Revision as of 11:56, 7 January 2022

Problem

Let $f(x)=\sum_{k=2}^{10}(\lfloor kx \rfloor -k \lfloor x \rfloor)$, where $\lfloor r \rfloor$ denotes the greatest integer less than or equal to $r$. How many distinct values does $f(x)$ assume for $x \ge 0$?

$\textbf{(A)}\ 32\qquad\textbf{(B)}\ 36\qquad\textbf{(C)}\ 45\qquad\textbf{(D)}\ 46\qquad\textbf{(E)}\ \text{infinitely many}$

Solution 1

Since $x = \lfloor x \rfloor + \{ x \}$, we have

\[f(x) = \sum_{k=2}^{10} (\lfloor k \lfloor x \rfloor +k \{ x \} \rfloor - k \lfloor x \rfloor)\]

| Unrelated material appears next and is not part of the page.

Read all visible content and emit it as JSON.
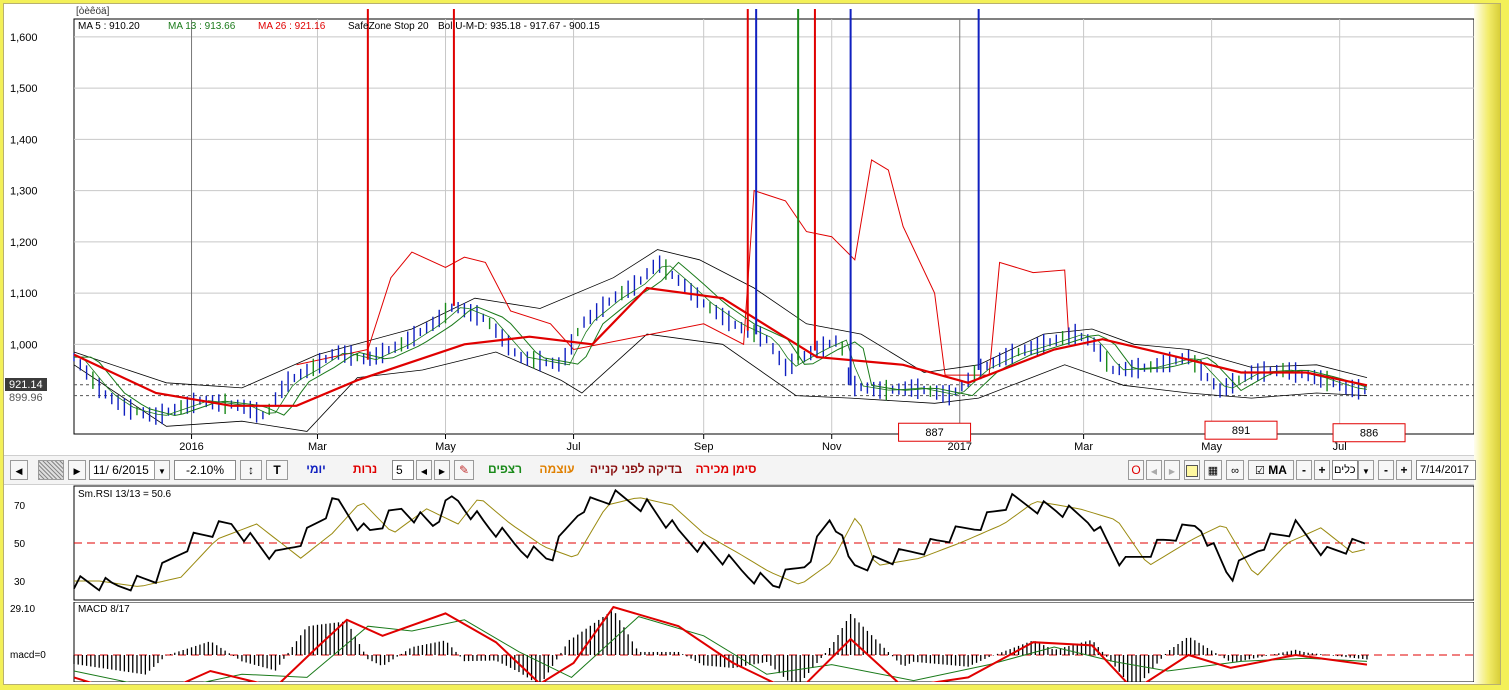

The function can then be simplified into

\[f(x) = \sum_{k=2}^{10} ( k \lfloor x \rfloor + \lfloor k \{ x \} \rfloor - k \lfloor x \rfloor)\]

which becomes

\[f(x) = \sum_{k=2}^{10} \lfloor k \{ x \} \rfloor\]

We can see that for each value of $k$, $\lfloor k \{ x \} \rfloor$ can equal integers from $0$ to $k-1$.

Clearly, the value of $\lfloor k \{ x \} \rfloor$ changes only when $\{ x \}$ is equal to any of the fractions $\frac{1}{k}, \frac{2}{k} \dots \frac{k-1}{k}$.

So we want to count how many distinct fractions less than $1$ have the form $\frac{m}{n}$ where $n \le 10$. Explanation for this is provided below. We can find this easily by computing

\[\sum_{k=2}^{10} \phi(k)\]

where $\phi(k)$ is the Euler Totient Function. Basically $\phi(k)$ counts the number of fractions with $k$ as its denominator (after simplification). This comes out to be $31$.

Because the value of $f(x)$ is at least $0$ and can increase $31$ times, there are a total of $\fbox{\textbf{(A)}\ 32}$ different possible values of $f(x)$.

Explanation:

Arrange all such fractions in increasing order and take a current $\frac{m}{n}$ to study. Let $p$ denote the previous fraction in the list and $x_\text{old}$ ($0 \le x_\text{old} < k$ for each $k$) be the largest so that $\frac{x_\text{old}}{k} \le p$. Since $\text{ }\text{ }\frac{m}{n} > p$, we clearly have all $x_\text{new} \ge x_\text{old}$. Therefore, the change must be nonnegative.

But among all numerators coprime to $n$ so far, $m$ is the largest. Therefore, choosing $\frac{m}{n}$ as ${x}$ increases the value $\lfloor n \{ x \} \rfloor$. Since the overall change in $f(x)$ is positive as fractions $m/n$ increase, we deduce that all such fractions correspond to different values of the function.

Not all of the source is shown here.